3,8% de croissance économique en 2020 malgré la crise sanitaire du  Covid 19 qui a impacté négativement l’économie mondiale. L’annonce a été faite par l’Institut nationale des statistiques et d’analyse économique (Insae) à travers une note d’information publiée sur son site internet il y a quelques semaines.  Que comprendre de cette croissance économique et est-ce que ces résultats ont été attesté par les institutions économique régionales et internationales ? Voici quelques  précisions de Raïmi Essessinou, directeur des statistiques et études économiques à l’Institut national de la statistique et de l’analyse économique (Insae).
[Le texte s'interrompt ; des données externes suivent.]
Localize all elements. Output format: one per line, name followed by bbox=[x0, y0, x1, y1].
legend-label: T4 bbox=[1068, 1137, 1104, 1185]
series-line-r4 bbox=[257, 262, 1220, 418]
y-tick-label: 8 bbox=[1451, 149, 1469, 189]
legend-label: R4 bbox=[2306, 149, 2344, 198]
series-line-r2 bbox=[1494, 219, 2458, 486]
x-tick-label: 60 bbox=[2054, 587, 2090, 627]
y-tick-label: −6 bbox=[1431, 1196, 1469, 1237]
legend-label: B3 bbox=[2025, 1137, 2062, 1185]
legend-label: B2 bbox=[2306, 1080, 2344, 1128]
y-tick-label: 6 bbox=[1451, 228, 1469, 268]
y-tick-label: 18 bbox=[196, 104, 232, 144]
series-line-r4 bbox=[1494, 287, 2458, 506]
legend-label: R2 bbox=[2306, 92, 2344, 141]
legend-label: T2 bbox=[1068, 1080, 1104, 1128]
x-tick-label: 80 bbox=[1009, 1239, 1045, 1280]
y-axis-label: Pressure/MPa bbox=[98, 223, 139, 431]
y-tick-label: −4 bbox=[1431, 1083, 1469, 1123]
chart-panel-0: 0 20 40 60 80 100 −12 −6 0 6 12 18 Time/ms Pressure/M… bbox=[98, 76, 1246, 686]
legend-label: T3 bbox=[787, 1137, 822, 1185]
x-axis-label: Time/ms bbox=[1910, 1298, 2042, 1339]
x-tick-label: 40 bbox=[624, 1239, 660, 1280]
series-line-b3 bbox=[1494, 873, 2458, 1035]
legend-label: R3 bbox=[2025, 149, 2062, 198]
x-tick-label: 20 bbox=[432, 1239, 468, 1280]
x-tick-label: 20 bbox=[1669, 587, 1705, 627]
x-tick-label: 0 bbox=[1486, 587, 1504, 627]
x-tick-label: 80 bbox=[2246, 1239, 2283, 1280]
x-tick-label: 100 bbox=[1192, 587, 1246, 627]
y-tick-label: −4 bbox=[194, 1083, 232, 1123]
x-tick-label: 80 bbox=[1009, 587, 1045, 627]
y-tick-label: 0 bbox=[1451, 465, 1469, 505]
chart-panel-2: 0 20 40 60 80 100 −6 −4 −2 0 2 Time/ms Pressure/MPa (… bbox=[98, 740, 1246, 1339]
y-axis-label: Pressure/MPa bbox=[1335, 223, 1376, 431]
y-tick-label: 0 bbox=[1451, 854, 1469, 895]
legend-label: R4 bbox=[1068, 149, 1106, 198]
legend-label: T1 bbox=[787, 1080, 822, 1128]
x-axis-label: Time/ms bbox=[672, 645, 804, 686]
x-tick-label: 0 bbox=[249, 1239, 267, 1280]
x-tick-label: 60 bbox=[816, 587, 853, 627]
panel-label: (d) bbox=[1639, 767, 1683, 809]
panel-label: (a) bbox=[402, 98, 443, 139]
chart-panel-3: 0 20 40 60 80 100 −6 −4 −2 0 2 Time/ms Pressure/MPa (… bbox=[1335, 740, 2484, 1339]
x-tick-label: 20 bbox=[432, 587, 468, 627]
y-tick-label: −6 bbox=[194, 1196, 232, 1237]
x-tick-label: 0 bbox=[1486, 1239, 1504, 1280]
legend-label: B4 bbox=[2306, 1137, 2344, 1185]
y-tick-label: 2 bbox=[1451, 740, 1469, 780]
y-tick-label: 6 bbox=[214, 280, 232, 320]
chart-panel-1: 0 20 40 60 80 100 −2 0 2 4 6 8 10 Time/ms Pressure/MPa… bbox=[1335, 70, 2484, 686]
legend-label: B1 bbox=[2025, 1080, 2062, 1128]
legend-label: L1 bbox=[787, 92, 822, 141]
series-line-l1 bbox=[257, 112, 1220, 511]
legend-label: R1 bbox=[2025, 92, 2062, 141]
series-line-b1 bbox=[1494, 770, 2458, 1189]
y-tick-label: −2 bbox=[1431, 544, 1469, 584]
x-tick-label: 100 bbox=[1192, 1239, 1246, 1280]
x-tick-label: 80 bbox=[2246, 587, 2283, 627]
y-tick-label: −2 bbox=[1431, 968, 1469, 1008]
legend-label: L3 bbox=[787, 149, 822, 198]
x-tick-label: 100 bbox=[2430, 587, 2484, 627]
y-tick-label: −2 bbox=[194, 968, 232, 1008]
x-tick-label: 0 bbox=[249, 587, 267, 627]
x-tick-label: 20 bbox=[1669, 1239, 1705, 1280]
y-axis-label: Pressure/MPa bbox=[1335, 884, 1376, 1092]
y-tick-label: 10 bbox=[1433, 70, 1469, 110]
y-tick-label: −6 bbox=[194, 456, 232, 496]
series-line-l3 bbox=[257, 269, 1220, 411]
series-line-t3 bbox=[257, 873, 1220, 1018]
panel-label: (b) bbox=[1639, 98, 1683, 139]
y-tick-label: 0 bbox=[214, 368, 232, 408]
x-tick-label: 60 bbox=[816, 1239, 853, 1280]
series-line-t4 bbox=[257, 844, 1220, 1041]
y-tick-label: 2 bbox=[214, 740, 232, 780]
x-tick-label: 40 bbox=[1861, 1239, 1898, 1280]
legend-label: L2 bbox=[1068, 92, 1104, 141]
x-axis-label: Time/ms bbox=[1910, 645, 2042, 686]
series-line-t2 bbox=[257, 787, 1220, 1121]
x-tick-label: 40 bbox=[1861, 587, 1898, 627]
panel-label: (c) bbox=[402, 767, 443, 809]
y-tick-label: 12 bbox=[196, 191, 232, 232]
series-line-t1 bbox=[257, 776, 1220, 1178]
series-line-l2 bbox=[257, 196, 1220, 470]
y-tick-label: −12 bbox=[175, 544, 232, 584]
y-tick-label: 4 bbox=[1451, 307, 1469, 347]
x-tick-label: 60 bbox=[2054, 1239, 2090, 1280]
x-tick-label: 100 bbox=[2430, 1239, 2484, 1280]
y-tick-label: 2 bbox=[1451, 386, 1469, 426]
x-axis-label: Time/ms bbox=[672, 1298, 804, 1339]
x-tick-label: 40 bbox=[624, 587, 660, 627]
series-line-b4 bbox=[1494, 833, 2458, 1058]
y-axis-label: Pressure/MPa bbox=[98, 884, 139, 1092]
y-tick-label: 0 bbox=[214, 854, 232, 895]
Comment se justifie selon vous la performance de l’économie béninoise malgré le Covid ?

 

Raïmi Essessinou: Quand on analyse le contexte mondial de la crise du Covid, c’est surtout le secteur tertiaire qui a été touché. Mais il n’y a pas que ce secteur au pays qui tire la croissance vers le haut. Il y a un paquet de mesures qui a été mis en œuvre jusqu’à ce que la crise ne soit maitrisée. Il y a eu des mesures de portée générale qui ont consisté à prendre en charge les frais d’électricité pour une certaine catégorie d’entreprises pour trois mois. Ce qui a permis de renforcer leurs capacités de financement pour pouvoir reprendre l’activité économique. Il y a également les transferts effectués au profit des entreprises artisanales qui ont été touchées par la crise. Toutes ces actions coordonnées avec une bonne stratégie de communication, ont permis de renforcer la croissance. Il y a eu également la prise en charge à  hauteur de 70% des salaires des agents hôteliers. Ils ont pu garder leurs employés.

 

L’économie béninoise fait donc exception dans la sous-région ?

 

Il ne faut pas minimiser la capacité de résilience de notre  économie, puisque depuis 2016 la dynamique a changé. Plusieurs réformes ont été engagées par le régime Talon depuis 2016. Ce qui a permis d’assainir les finances publiques. Plusieurs projets ont été aussi mis en œuvre pour insuffler une dynamique à la croissance économique. Donc, la performance de l’administration publique a permis d’engranger quelques points de croissance. Le secteur éducation a subi quelques réformes aussi, avec la construction de plusieurs infrastructures. Dans l’espace Uemoa, on avait prévu que l’ensemble des pays devait avoir une croissance qui se situerait à 0,7%, mais à l’atterrissage au Bénin on a 3,8 ; largement donc au-dessus de cette moyenne-là. Dans le reste des pays on observe que le Burkina-Faso est en tête avec 2,5% de croissance, suivi par la Côte-d’Ivoire et le Togo, à 1,8%, le Sénégal avec 1,5 et le Niger 1,2.

 

Dites-nous en mots simples ce que sait que la croissance

 

La croissance se manifeste  par une augmentation significative et durable de la richesse nationale. C’est-à-dire la production de biens et de services. Cette variation positive se mesure encore par l’évolution annuelle de l’indicateur qu’on appelle Produit intérieur brut (Pib). Le Pib peut aussi être évalué en monnaie constante pour pouvoir éviter l’effet d’inflation. La croissance économique génère des recettes fiscales plus élevées  et il n’est plus nécessaire de faire recours à des dépenses qui permettent l’allocation du chômage. Ça permet aussi d’éviter les emprunts de l’Etat.